- Theatrical release poster
- Directed by: S. A. Rajkannu
- Screenplay by: S. A. Rajkannu
- Dialogue by: Netaji
- Story by: Netaji
- Produced by: S. A. Rajkannu
- Starring: Parthiban; Bhuvaneswari;
- Cinematography: M. M. Rangaswamy
- Edited by: Thirunavukkarasu
- Music by: Shankar–Ganesh
- Production company: Sri Amman Creations
- Release date: 1 November 1981;
- Country: India
- Language: Tamil

= Arthangal Aayiram =

Arthangal Aayiram is a 1981 Indian Tamil-language film produced and directed by S. A. Rajkannu who also wrote the screenplay while Netaji wrote the story and dialogues. It is Rajkannu's directorial debut. The film stars Parthiban and Bhuvaneswari.
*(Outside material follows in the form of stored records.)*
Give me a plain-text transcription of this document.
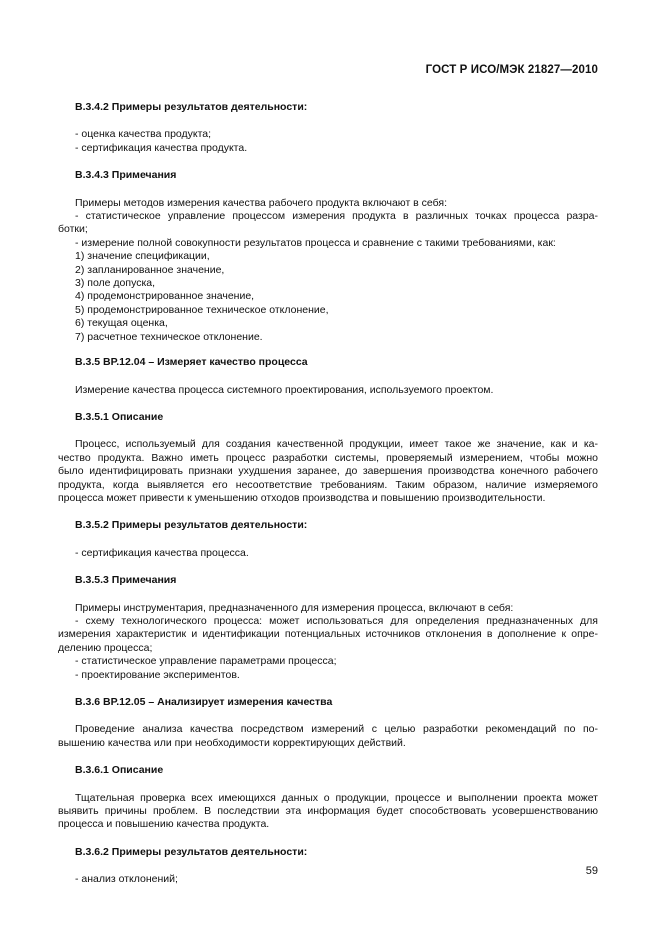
ГОСТ Р ИСО/МЭК 21827—2010

B.3.4.2 Примеры результатов деятельности:

- оценка качества продукта;

- сертификация качества продукта.

B.3.4.3 Примечания

Примеры методов измерения качества рабочего продукта включают в себя:

- статистическое управление процессом измерения продукта в различных точках процесса разра-

ботки;

- измерение полной совокупности результатов процесса и сравнение с такими требованиями, как:

1) значение спецификации,

2) запланированное значение,

3) поле допуска,

4) продемонстрированное значение,

5) продемонстрированное техническое отклонение,

6) текущая оценка,

7) расчетное техническое отклонение.

B.3.5 BP.12.04 – Измеряет качество процесса

Измерение качества процесса системного проектирования, используемого проектом.

B.3.5.1 Описание

Процесс, используемый для создания качественной продукции, имеет такое же значение, как и ка-

чество продукта. Важно иметь процесс разработки системы, проверяемый измерением, чтобы можно

было идентифицировать признаки ухудшения заранее, до завершения производства конечного рабочего

продукта, когда выявляется его несоответствие требованиям. Таким образом, наличие измеряемого

процесса может привести к уменьшению отходов производства и повышению производительности.

B.3.5.2 Примеры результатов деятельности:

- сертификация качества процесса.

B.3.5.3 Примечания

Примеры инструментария, предназначенного для измерения процесса, включают в себя:

- схему технологического процесса: может использоваться для определения предназначенных для

измерения характеристик и идентификации потенциальных источников отклонения в дополнение к опре-

делению процесса;

- статистическое управление параметрами процесса;

- проектирование экспериментов.

B.3.6 BP.12.05 – Анализирует измерения качества

Проведение анализа качества посредством измерений с целью разработки рекомендаций по по-

вышению качества или при необходимости корректирующих действий.

B.3.6.1 Описание

Тщательная проверка всех имеющихся данных о продукции, процессе и выполнении проекта может

выявить причины проблем. В последствии эта информация будет способствовать усовершенствованию

процесса и повышению качества продукта.

B.3.6.2 Примеры результатов деятельности:

- анализ отклонений;

59
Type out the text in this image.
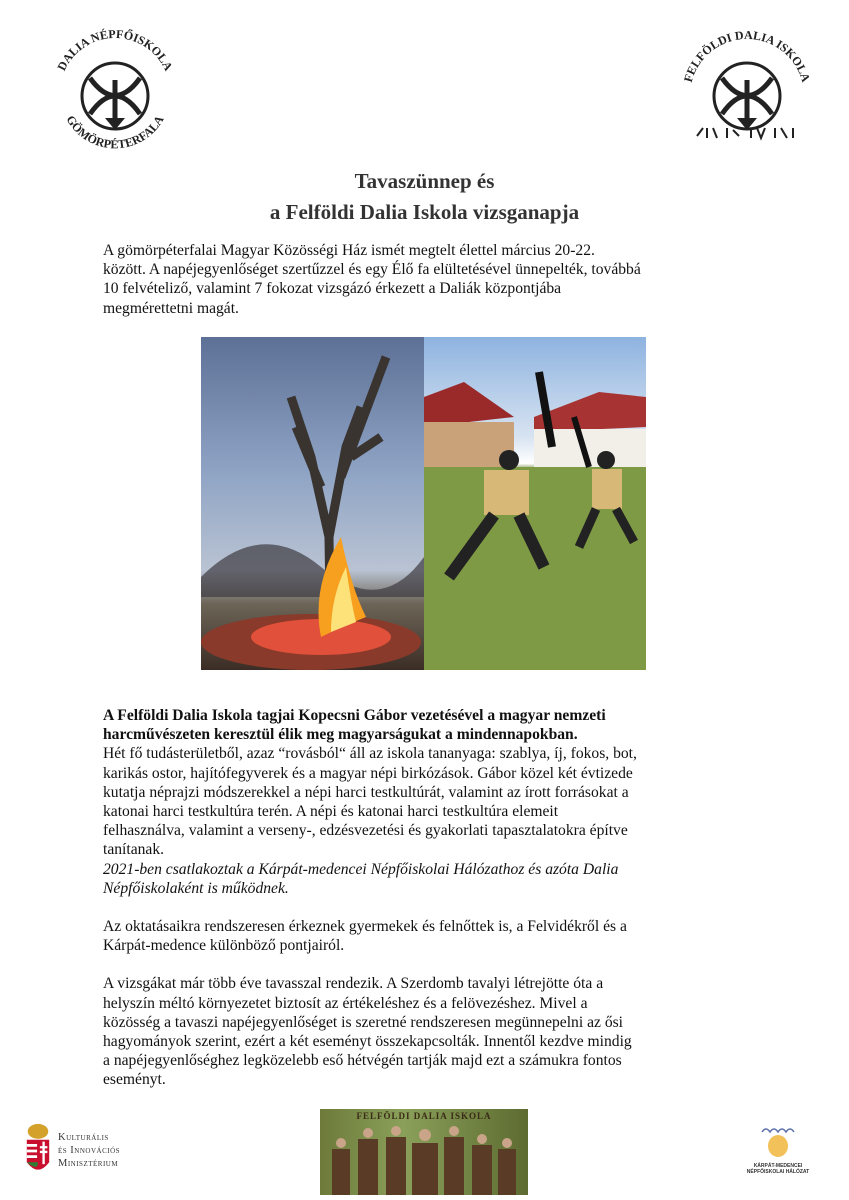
DALIA NÉPFŐISKOLA
GÖMÖRPÉTERFALA
FELFÖLDI DALIA ISKOLA
Tavaszünnep és
a Felföldi Dalia Iskola vizsganapja
A gömörpéterfalai Magyar Közösségi Ház ismét megtelt élettel március 20-22.
között. A napéjegyenlőséget szertűzzel és egy Élő fa elültetésével ünnepelték, továbbá
10 felvételiző, valamint 7 fokozat vizsgázó érkezett a Daliák központjába
megmérettetni magát.
A Felföldi Dalia Iskola tagjai Kopecsni Gábor vezetésével a magyar nemzeti
harcművészeten keresztül élik meg magyarságukat a mindennapokban.
Hét fő tudásterületből, azaz “rovásból“ áll az iskola tananyaga: szablya, íj, fokos, bot,
karikás ostor, hajítófegyverek és a magyar népi birkózások. Gábor közel két évtizede
kutatja néprajzi módszerekkel a népi harci testkultúrát, valamint az írott forrásokat a
katonai harci testkultúra terén. A népi és katonai harci testkultúra elemeit
felhasználva, valamint a verseny-, edzésvezetési és gyakorlati tapasztalatokra építve
tanítanak.
2021-ben csatlakoztak a Kárpát-medencei Népfőiskolai Hálózathoz és azóta Dalia
Népfőiskolaként is működnek.
Az oktatásaikra rendszeresen érkeznek gyermekek és felnőttek is, a Felvidékről és a
Kárpát-medence különböző pontjairól.
A vizsgákat már több éve tavasszal rendezik. A Szerdomb tavalyi létrejötte óta a
helyszín méltó környezetet biztosít az értékeléshez és a felövezéshez. Mivel a
közösség a tavaszi napéjegyenlőséget is szeretné rendszeresen megünnepelni az ősi
hagyományok szerint, ezért a két eseményt összekapcsolták. Innentől kezdve mindig
a napéjegyenlőséghez legközelebb eső hétvégén tartják majd ezt a számukra fontos
eseményt.
Kulturális
és Innovációs
Minisztérium
FELFÖLDI DALIA ISKOLA
KÁRPÁT-MEDENCEI
NÉPFŐISKOLAI HÁLÓZAT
It was released on 1 November 1981, and was not a box office success.

== Cast ==
The cast is listed below:
- Parthiban
- Bhuvaneswari
- Krishnamoorthy
- Nagendran
- Ramanamoorthy
- S. S. Chandran
- Jaya Vijaya
- Sri Shanthi

== Soundtrack ==
The music was composed by Shankar–Ganesh. The song "Aasaigalo Oru Kodi" is set to Darbari Kanada, a Carnatic raga.

Track listing
| No. | Title | Lyrics | Singer(s) | Length |
|---|---|---|---|---|
| 1. | "Thoothukudi Sandhaiyile" | Muthu Barathi | Malaysia Vasudevan |  |
| 2. | "Aasaigalo Oru Kodi" | Muthulingam | S. Janaki |  |
| 3. | "Kadalodu" | Muthulingam | S. P. Balasubrahmanyam |  |
| 4. | "Aadivantha Megam" | Pulamaipithan | S. Janaki |  |

== Release and reception ==
Arthangal Aayiram was released on 1 November 1981. Sindhu and Jeeva of Kalki gave the film a negative review, commenting on its three-hour runtime and said it tests one's patience.